Code contact: Benoit Guillard

Requirements

This code was tested on Ubuntu 18.04.3 LTS with CUDA 10.2 and PyTorch 1.2.0. We provide an environment description file to directly set up a conda env with:

conda env create -f conda_env.yml
conda activate uclidnet

To compile required CUDA kernels for Chamfer distance (credits to Thibault Groueix) and grid pooling, please do:

cd extensions
python setup.py install --user

Optionally, training metrics are tracked using Weights & Biases if a correct installation is detected.

Datasets and Pre-trained Models

Instructions to get datasets to place in the data/ directory are provided here. We also provide trained networks to place in the trained_models/ directory as explained here.

Training and Evaluation of the main model

To train a UCLID-Net model, run train_UCLID_Net.py, using the --test_split and --train_split options. We provide splits for the car category, and for the 13 main categories of ShapeNet in data/splits/. For example, to train a model on the car subset, run:

python train_UCLID_Net.py --train_split data/splits/cars_train.json --test_split data/splits/cars_test.json

Hyperparameters are already set to their default value used in the main paper. Outputs (trained network, logfile and prediction samples) are stored in the output/ directory.

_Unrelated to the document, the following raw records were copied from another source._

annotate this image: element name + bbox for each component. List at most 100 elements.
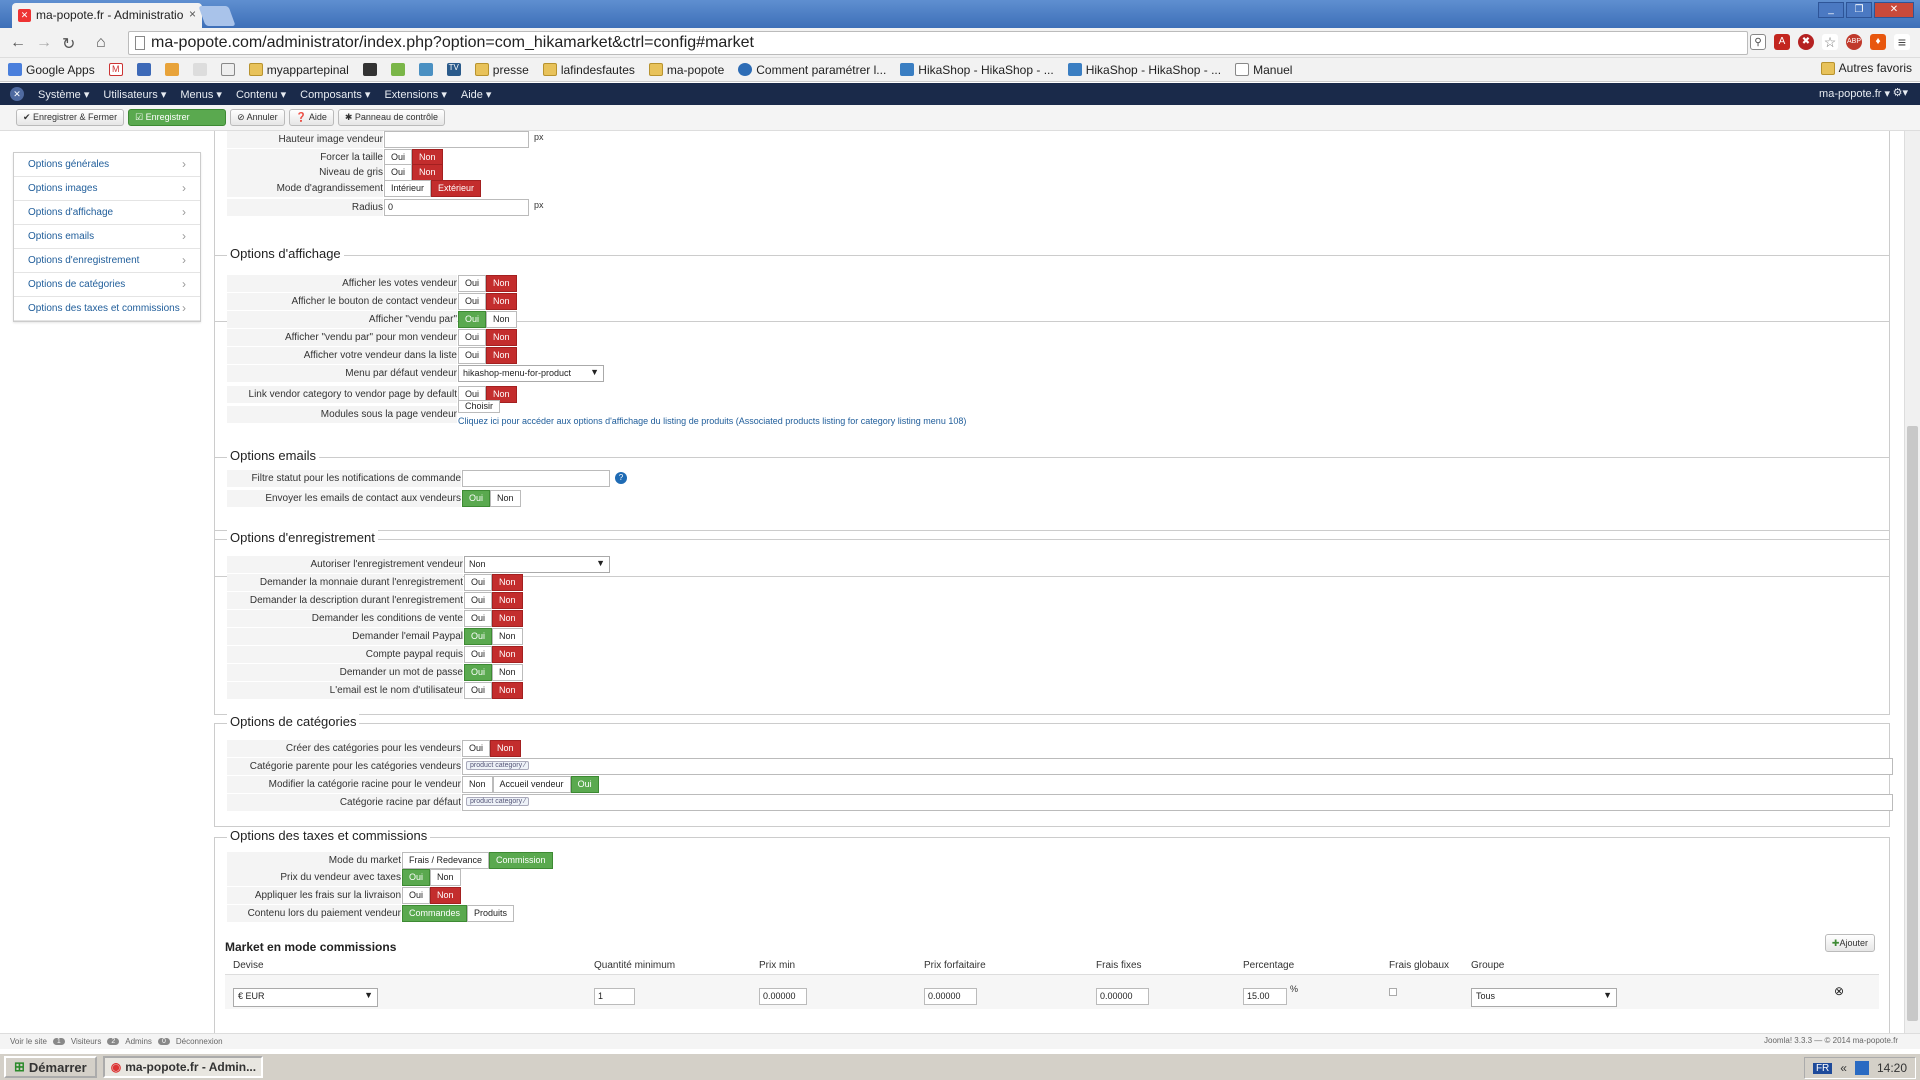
- close-tab-icon[interactable]: ×: [188, 7, 196, 21]
- bookmark-mail-icon[interactable]: [220, 61, 235, 78]
- sidebar-item[interactable]: Options de catégories ›: [14, 273, 200, 297]
- stop-extension-icon[interactable]: ✖: [1798, 34, 1814, 50]
- toggle-oui-button[interactable]: Oui: [464, 628, 493, 645]
- option-button[interactable]: Accueil vendeur: [492, 776, 571, 793]
- delete-row-icon[interactable]: ⊗: [1834, 984, 1845, 998]
- toggle-oui-button[interactable]: Oui: [458, 311, 487, 328]
- bookmark-google-apps[interactable]: Google Apps: [8, 61, 95, 78]
- toggle-non-button[interactable]: Non: [430, 869, 461, 886]
- option-button[interactable]: Frais / Redevance: [402, 852, 490, 869]
- toggle-oui-button[interactable]: Oui: [464, 574, 493, 591]
- address-bar[interactable]: ma-popote.com/administrator/index.php?op…: [128, 31, 1748, 55]
- select-dropdown[interactable]: Non ▼: [464, 556, 610, 573]
- cancel-button[interactable]: ⊘ Annuler: [230, 109, 285, 126]
- bookmark-hikashop-2[interactable]: HikaShop - HikaShop - ...: [1067, 61, 1221, 78]
- other-bookmarks[interactable]: Autres favoris: [1820, 61, 1912, 75]
- help-button[interactable]: ❓ Aide: [288, 109, 334, 126]
- bookmark-icon-4[interactable]: [362, 61, 377, 78]
- toggle-oui-button[interactable]: Oui: [458, 329, 487, 346]
- adblock-icon[interactable]: ABP: [1846, 34, 1862, 50]
- bookmark-icon-6[interactable]: [418, 61, 433, 78]
- bookmark-icon-2[interactable]: [164, 61, 179, 78]
- scrollbar-thumb[interactable]: [1907, 426, 1918, 1021]
- toggle-non-button[interactable]: Non: [486, 329, 517, 346]
- toggle-non-button[interactable]: Non: [492, 664, 523, 681]
- tag-edit-icon[interactable]: ⁄: [522, 762, 526, 769]
- tray-expand-icon[interactable]: «: [1840, 1061, 1847, 1075]
- option-button[interactable]: Non: [462, 776, 493, 793]
- menu-systeme[interactable]: Système ▾: [38, 88, 90, 101]
- close-window-button[interactable]: ✕: [1874, 2, 1914, 18]
- toggle-oui-button[interactable]: Oui: [462, 490, 491, 507]
- logout-link[interactable]: Déconnexion: [175, 1037, 223, 1046]
- toggle-oui-button[interactable]: Oui: [458, 347, 487, 364]
- toggle-oui-button[interactable]: Oui: [464, 682, 493, 699]
- fixed-price-input[interactable]: 0.00000: [924, 988, 977, 1005]
- menu-contenu[interactable]: Contenu ▾: [235, 88, 287, 101]
- add-commission-button[interactable]: ✚Ajouter: [1824, 934, 1875, 952]
- new-tab-button[interactable]: [198, 6, 236, 26]
- sidebar-item[interactable]: Options d'enregistrement ›: [14, 249, 200, 273]
- toggle-oui-button[interactable]: Oui: [462, 740, 491, 757]
- text-input[interactable]: [462, 470, 610, 487]
- bookmark-lafindesfautes[interactable]: lafindesfautes: [542, 61, 635, 78]
- toggle-non-button[interactable]: Non: [492, 610, 523, 627]
- toggle-non-button[interactable]: Non: [486, 275, 517, 292]
- sidebar-item[interactable]: Options images ›: [14, 177, 200, 201]
- back-icon[interactable]: ←: [10, 34, 26, 51]
- bookmark-myappartepinal[interactable]: myappartepinal: [248, 61, 349, 78]
- bookmark-ma-popote[interactable]: ma-popote: [648, 61, 724, 78]
- menu-aide[interactable]: Aide ▾: [460, 88, 492, 101]
- toggle-oui-button[interactable]: Oui: [464, 664, 493, 681]
- global-fees-checkbox[interactable]: [1389, 988, 1397, 996]
- option-button[interactable]: Oui: [570, 776, 599, 793]
- toggle-non-button[interactable]: Non: [490, 740, 521, 757]
- sidebar-item[interactable]: Options des taxes et commissions ›: [14, 297, 200, 321]
- text-input[interactable]: [384, 131, 529, 148]
- option-button[interactable]: Commandes: [402, 905, 468, 922]
- toggle-oui-button[interactable]: Oui: [384, 164, 413, 181]
- quantity-input[interactable]: 1: [594, 988, 635, 1005]
- control-panel-button[interactable]: ✱ Panneau de contrôle: [337, 109, 445, 126]
- restore-window-button[interactable]: ❐: [1846, 2, 1872, 18]
- sidebar-item[interactable]: Options d'affichage ›: [14, 201, 200, 225]
- bookmark-icon-5[interactable]: [390, 61, 405, 78]
- save-button[interactable]: ☑ Enregistrer: [128, 109, 227, 126]
- gear-icon[interactable]: ⚙▾: [1892, 87, 1908, 99]
- choose-modules-button[interactable]: Choisir: [458, 400, 501, 413]
- toggle-oui-button[interactable]: Oui: [464, 646, 493, 663]
- pdf-extension-icon[interactable]: A: [1774, 34, 1790, 50]
- extension-icon[interactable]: ♦: [1870, 34, 1886, 50]
- reload-icon[interactable]: ↻: [62, 36, 76, 53]
- toggle-oui-button[interactable]: Oui: [458, 275, 487, 292]
- bookmark-star-icon[interactable]: ☆: [1822, 34, 1838, 50]
- network-icon[interactable]: [1854, 1061, 1869, 1075]
- bookmark-gmail[interactable]: M: [108, 61, 123, 78]
- toggle-non-button[interactable]: Non: [492, 646, 523, 663]
- forward-icon[interactable]: →: [36, 34, 52, 51]
- sidebar-item[interactable]: Options générales ›: [14, 153, 200, 177]
- toggle-oui-button[interactable]: Oui: [464, 610, 493, 627]
- toggle-oui-button[interactable]: Oui: [402, 887, 431, 904]
- toggle-oui-button[interactable]: Oui: [402, 869, 431, 886]
- search-icon[interactable]: ⚲: [1750, 34, 1766, 50]
- bookmark-comment-parametrer[interactable]: Comment paramétrer l...: [738, 61, 886, 78]
- toggle-non-button[interactable]: Non: [492, 574, 523, 591]
- bookmark-hikashop-1[interactable]: HikaShop - HikaShop - ...: [900, 61, 1054, 78]
- menu-extensions[interactable]: Extensions ▾: [384, 88, 447, 101]
- view-site-link[interactable]: Voir le site: [10, 1037, 47, 1046]
- sidebar-item[interactable]: Options emails ›: [14, 225, 200, 249]
- category-tag-field[interactable]: product category ⁄: [462, 758, 1893, 775]
- language-indicator[interactable]: FR: [1812, 1062, 1833, 1074]
- toggle-non-button[interactable]: Non: [486, 293, 517, 310]
- select-dropdown[interactable]: hikashop-menu-for-product ▼: [458, 365, 604, 382]
- home-icon[interactable]: ⌂: [96, 34, 106, 51]
- minimize-window-button[interactable]: _: [1818, 2, 1844, 18]
- toggle-non-button[interactable]: Non: [486, 347, 517, 364]
- option-button[interactable]: Produits: [467, 905, 515, 922]
- bookmark-icon-3[interactable]: [192, 61, 207, 78]
- save-close-button[interactable]: ✔ Enregistrer & Fermer: [16, 109, 125, 126]
- taskbar-browser-item[interactable]: ◉ ma-popote.fr - Admin...: [102, 1056, 263, 1078]
- browser-tab[interactable]: ✕ ma-popote.fr - Administratio ×: [12, 3, 202, 28]
- start-button[interactable]: ⊞ Démarrer: [4, 1056, 97, 1078]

To evaluate the network, run test_UCLID_Net.py specifying the path to the trained weights using the --model option. For example, using the provided trained model on all categories

python test_UCLID_Net.py --test_split data/splits/all_13_classes_test.json --model trained_models/UCLID_Net_all_classes.pth

should approximately give the following metrics

ChamferShell IoUF-score @5%
6.537%95.4%

The small discrepancy with metrics reported in the paper is due to the fact we here evaluate on our own ShapeNet RGB renderings, which have different random viewpoints as the ones provided by the authors of DISN. Latter renderings were used in the main paper.

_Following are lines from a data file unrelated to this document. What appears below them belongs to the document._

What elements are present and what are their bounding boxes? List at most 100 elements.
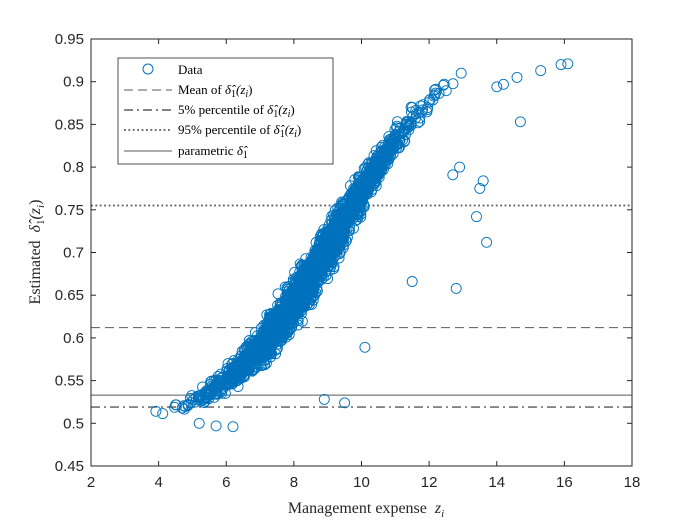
data-point <box>229 365 241 377</box>
data-point <box>405 106 417 118</box>
data-point <box>283 323 295 335</box>
data-point <box>249 363 260 375</box>
x-tick-label: 10 <box>353 474 370 491</box>
data-point <box>266 325 278 337</box>
data-point <box>535 65 547 77</box>
legend-p95-sym: δ̂ <box>274 122 285 137</box>
data-point <box>256 348 267 360</box>
data-point <box>262 329 274 341</box>
data-point <box>357 179 369 191</box>
data-point <box>555 59 567 71</box>
y-axis-title-arg-sub: i <box>35 205 47 208</box>
data-point <box>210 387 222 399</box>
legend-data-label: Data <box>178 62 203 77</box>
data-point <box>360 184 372 196</box>
data-point <box>376 162 387 174</box>
data-point <box>227 421 239 433</box>
data-point <box>562 58 574 70</box>
x-tick-label: 18 <box>624 474 641 491</box>
data-point <box>205 388 217 400</box>
data-point <box>491 81 503 93</box>
data-point <box>265 342 277 354</box>
data-point <box>307 264 319 276</box>
data-point <box>391 120 403 132</box>
data-point <box>398 136 410 148</box>
legend-mean-sym: δ̂ <box>225 82 236 97</box>
data-point <box>423 96 435 108</box>
data-point <box>333 223 345 235</box>
x-tick-label: 2 <box>87 474 95 491</box>
y-tick-label: 0.95 <box>55 31 84 48</box>
data-point <box>388 134 400 146</box>
data-point <box>438 78 450 90</box>
legend-mean-arg-sub: i <box>245 89 248 100</box>
data-point <box>244 348 256 360</box>
data-point <box>319 255 331 267</box>
data-point <box>410 105 422 116</box>
data-point <box>481 236 493 248</box>
legend-box <box>117 57 334 165</box>
legend-p5-close: ) <box>290 102 294 117</box>
data-point <box>498 78 509 90</box>
data-point <box>292 287 304 299</box>
y-tick-label: 0.9 <box>63 74 84 91</box>
x-tick-label: 8 <box>290 474 298 491</box>
data-point <box>341 194 353 206</box>
data-point <box>447 169 459 181</box>
data-point <box>220 377 232 389</box>
data-point <box>339 397 351 409</box>
data-point <box>354 174 366 186</box>
data-point <box>511 71 523 83</box>
legend-mean-arg: (z <box>236 82 245 97</box>
data-point <box>308 272 320 284</box>
data-point <box>211 379 223 391</box>
data-point <box>235 361 247 373</box>
data-point <box>272 311 284 323</box>
data-point <box>359 341 371 353</box>
x-axis-title-text: Management expense <box>288 500 427 517</box>
data-point <box>349 196 361 208</box>
data-point <box>222 358 234 370</box>
data-point <box>373 156 385 168</box>
data-point <box>193 417 205 429</box>
legend-p95-arg: (z <box>285 122 294 137</box>
y-tick-label: 0.7 <box>63 245 84 262</box>
data-point <box>335 217 347 229</box>
legend-p95-sub: 1 <box>280 129 285 140</box>
data-point <box>196 395 208 407</box>
data-point <box>378 155 390 167</box>
data-point <box>269 323 281 335</box>
data-point <box>295 292 307 304</box>
data-point <box>417 99 429 111</box>
y-tick-label: 0.8 <box>63 159 84 176</box>
data-point <box>393 142 405 154</box>
data-point <box>440 85 452 97</box>
legend-p95-label: 95% percentile of δ̂1(zi) <box>178 122 301 140</box>
data-point <box>238 344 250 356</box>
data-point <box>157 408 169 420</box>
y-tick-label: 0.65 <box>55 287 84 304</box>
data-point <box>311 252 323 264</box>
legend-p5-text: 5% percentile of <box>178 102 265 117</box>
data-point <box>267 310 279 322</box>
x-axis-title-sub: i <box>441 508 444 520</box>
data-point <box>474 182 486 194</box>
data-point <box>372 162 384 174</box>
legend-p95-arg-sub: i <box>294 129 297 140</box>
data-point <box>309 261 321 273</box>
legend-mean-close: ) <box>248 82 252 97</box>
data-point <box>288 302 300 314</box>
y-axis-title-arg: (z <box>27 207 44 219</box>
x-tick-label: 6 <box>222 474 230 491</box>
legend-p95-close: ) <box>297 122 301 137</box>
data-point <box>399 123 411 135</box>
x-axis-title-var: z <box>434 500 442 517</box>
legend: Data Mean of δ̂1(zi) 5% percentile of δ̂… <box>117 57 334 165</box>
y-axis-title-sub: 1 <box>35 220 47 226</box>
legend-p5-label: 5% percentile of δ̂1(zi) <box>178 102 295 120</box>
data-point <box>421 106 433 118</box>
data-points <box>150 58 574 433</box>
legend-p95-text: 95% percentile of <box>178 122 271 137</box>
data-point <box>454 161 466 173</box>
y-tick-label: 0.85 <box>55 116 84 133</box>
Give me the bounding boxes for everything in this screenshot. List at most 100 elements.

In addition to computing metrics, the evaluation script also outputs reconstructed 3D points clouds for 10 instances of each category. These are to be found in a directory named after the trained model's weights file (trained_models/UCLID_Net_all_classes/ in the above example).

Auxiliary Networks: Depth and Camera regressions

We provide the architectures, trained weights and training scripts for both auxiliary networks regressing depthmaps and cameras. They can respectively be trained using train_image2depth.py and train_image2camera.py. Depth estimation mainly comes from Haofeng Chen's awesome work.

Once trained, use generate_image2depth.py and generate_image2camera.py to regress depth and pose for all views of the dataset. For example, the following will generate cameras for all views of the 13 shapes categories using the provided pre-trained model, and store them in data/newly_inferred_camera :

python generate_image2camera.py --model trained_models/image2cam_all_classes.pth --test_split data/splits/all_13_classes_test.json --train_split data/splits/all_13_classes_train.json  --output_dir data/newly_inferred_camera

These depthmaps and camera poses can be used for testing/training a UCLID-Net model in place of the ground truth ones, as described here.